The terms "Adjusted EPS" and "EBITDA", as we define them, are not presented in accordance with GAAP. Our calculation of Adjusted EPS starts with GAAP diluted earnings per share and adds back the after-tax impact of intangible asset amortization, noncash impairments, and certain other unusual noncash items, as applicable. EBITDA is defined as net income (loss) before interest, income taxes, depreciation, and amortization.
These financial measures supplement our GAAP results in evaluating certain aspects of our business. We believe that using these measures improves comparability in analyzing our performance because they remove the impact of items from our operating results that, in our opinion, do not reflect our core operating performance. Management and the board of directors focus on Adjusted EPS and EBITDA as key measures of our performance. We believe our presentation of these non-GAAP financial measures is useful because it provides investors and securities analysts the same information that we use internally for purposes of assessing our core operating performance.

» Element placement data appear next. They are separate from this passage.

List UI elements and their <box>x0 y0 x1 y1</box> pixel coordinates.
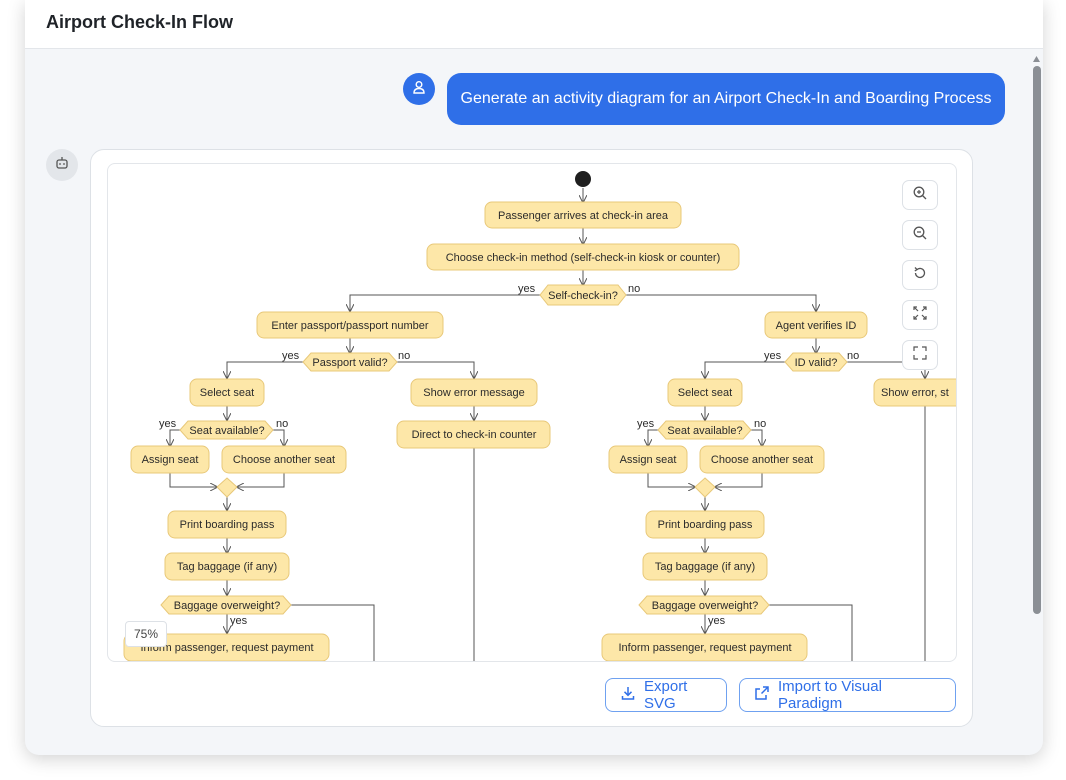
decision-seat-available-left: Seat available? <box>179 420 274 440</box>
svg-text:Select seat: Select seat <box>678 387 732 399</box>
node-choose-another-left: Choose another seat <box>221 445 347 474</box>
node-assign-seat-right: Assign seat <box>608 445 688 474</box>
node-show-error-truncated: Show error, st <box>873 378 956 407</box>
label-no: no <box>398 350 410 362</box>
app-window: Airport Check-In Flow Generate an activi… <box>25 0 1043 755</box>
fullscreen-icon <box>912 345 928 366</box>
reset-view-button[interactable] <box>902 260 938 290</box>
node-choose-another-right: Choose another seat <box>699 445 825 474</box>
label-yes: yes <box>159 418 177 430</box>
user-icon <box>411 79 427 100</box>
export-svg-label: Export SVG <box>644 678 688 712</box>
decision-overweight-left: Baggage overweight? <box>160 595 292 615</box>
svg-text:Baggage overweight?: Baggage overweight? <box>174 600 280 612</box>
svg-text:Seat available?: Seat available? <box>189 425 264 437</box>
diagram-card: Passenger arrives at check-in area Choos… <box>90 149 973 727</box>
scrollbar-thumb[interactable] <box>1033 66 1041 614</box>
fit-view-icon <box>912 305 928 326</box>
activity-diagram: Passenger arrives at check-in area Choos… <box>123 171 956 661</box>
external-link-icon <box>754 685 770 705</box>
node-inform-right: Inform passenger, request payment <box>601 633 808 661</box>
svg-text:Inform passenger, request paym: Inform passenger, request payment <box>618 642 791 654</box>
node-tag-baggage-left: Tag baggage (if any) <box>164 552 290 581</box>
svg-text:Show error message: Show error message <box>423 387 525 399</box>
zoom-level-badge: 75% <box>125 621 167 647</box>
label-yes: yes <box>230 615 248 627</box>
decision-id-valid: ID valid? <box>784 352 848 372</box>
title-bar: Airport Check-In Flow <box>25 0 1043 49</box>
label-yes: yes <box>518 283 536 295</box>
fullscreen-button[interactable] <box>902 340 938 370</box>
decision-seat-available-right: Seat available? <box>657 420 752 440</box>
user-message-bubble: Generate an activity diagram for an Airp… <box>447 73 1005 125</box>
label-no: no <box>847 350 859 362</box>
svg-text:Choose another seat: Choose another seat <box>711 454 813 466</box>
node-select-seat-right: Select seat <box>667 378 743 407</box>
svg-text:Tag baggage (if any): Tag baggage (if any) <box>655 561 755 573</box>
zoom-out-icon <box>912 225 928 246</box>
label-yes: yes <box>708 615 726 627</box>
label-yes: yes <box>282 350 300 362</box>
node-arrive: Passenger arrives at check-in area <box>484 201 682 229</box>
svg-text:Baggage overweight?: Baggage overweight? <box>652 600 758 612</box>
window-title: Airport Check-In Flow <box>46 12 234 32</box>
svg-text:Assign seat: Assign seat <box>620 454 677 466</box>
reset-icon <box>912 265 928 286</box>
decision-overweight-right: Baggage overweight? <box>638 595 770 615</box>
node-tag-baggage-right: Tag baggage (if any) <box>642 552 768 581</box>
svg-text:Assign seat: Assign seat <box>142 454 199 466</box>
svg-text:Tag baggage (if any): Tag baggage (if any) <box>177 561 277 573</box>
label-no: no <box>276 418 288 430</box>
decision-self-checkin: Self-check-in? <box>539 284 627 306</box>
bot-avatar <box>46 149 78 181</box>
svg-text:Seat available?: Seat available? <box>667 425 742 437</box>
merge-node-left <box>216 477 238 498</box>
node-direct-counter: Direct to check-in counter <box>396 420 551 449</box>
fit-view-button[interactable] <box>902 300 938 330</box>
label-yes: yes <box>637 418 655 430</box>
label-no: no <box>754 418 766 430</box>
diagram-canvas[interactable]: Passenger arrives at check-in area Choos… <box>107 163 957 662</box>
svg-text:Passport valid?: Passport valid? <box>312 357 387 369</box>
import-label: Import to Visual Paradigm <box>778 678 882 712</box>
svg-text:Print boarding pass: Print boarding pass <box>658 519 753 531</box>
node-choose-method: Choose check-in method (self-check-in ki… <box>426 243 740 271</box>
scroll-up-icon[interactable] <box>1032 54 1041 64</box>
robot-icon <box>54 155 70 176</box>
svg-text:ID valid?: ID valid? <box>795 357 838 369</box>
svg-text:Choose check-in method (self-c: Choose check-in method (self-check-in ki… <box>446 252 721 264</box>
node-enter-passport: Enter passport/passport number <box>256 311 444 339</box>
node-select-seat-left: Select seat <box>189 378 265 407</box>
svg-text:Passenger arrives at check-in: Passenger arrives at check-in area <box>498 210 669 222</box>
svg-text:Agent verifies ID: Agent verifies ID <box>776 320 857 332</box>
download-icon <box>620 685 636 705</box>
merge-node-right <box>694 477 716 498</box>
node-print-pass-left: Print boarding pass <box>167 510 287 539</box>
svg-text:Enter passport/passport number: Enter passport/passport number <box>271 320 428 332</box>
svg-text:Select seat: Select seat <box>200 387 254 399</box>
svg-text:Self-check-in?: Self-check-in? <box>548 290 618 302</box>
svg-text:Direct to check-in counter: Direct to check-in counter <box>412 429 537 441</box>
user-avatar <box>403 73 435 105</box>
svg-text:Print boarding pass: Print boarding pass <box>180 519 275 531</box>
decision-passport-valid: Passport valid? <box>302 352 398 372</box>
zoom-in-icon <box>912 185 928 206</box>
export-svg-button[interactable]: Export SVG <box>605 678 727 712</box>
start-node <box>575 171 591 187</box>
node-print-pass-right: Print boarding pass <box>645 510 765 539</box>
svg-text:Show error, st: Show error, st <box>881 387 949 399</box>
node-agent-verifies: Agent verifies ID <box>764 311 868 339</box>
node-assign-seat-left: Assign seat <box>130 445 210 474</box>
import-visual-paradigm-button[interactable]: Import to Visual Paradigm <box>739 678 956 712</box>
zoom-in-button[interactable] <box>902 180 938 210</box>
label-no: no <box>628 283 640 295</box>
svg-text:Choose another seat: Choose another seat <box>233 454 335 466</box>
label-yes: yes <box>764 350 782 362</box>
node-show-error: Show error message <box>410 378 538 407</box>
zoom-out-button[interactable] <box>902 220 938 250</box>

Adjusted EPS and EBITDA are not substitutes for their comparable GAAP financial measures, such as EPS, net income, or other measures prescribed by GAAP. There are limitations to using non-GAAP financial measures. Although we believe that they improve comparability in analyzing our period to period performance, they could limit comparability to other companies in our industry if those companies define these measures differently. Because of these limitations, our non-GAAP financial measures should not be considered measures of income generated by our business or discretionary cash available to us to invest in the growth of our business. Management compensates for these limitations by primarily relying on GAAP results and using non-GAAP financial measures on a supplemental basis.
We cannot estimate on a forward-looking basis, the impact of certain income and expense items on EBITDA, because these items, which could be significant, may be infrequent, are difficult to predict, and may be highly variable. As a result, we do not provide a corresponding GAAP measure for, or reconciliation to, our estimate of EBITDA.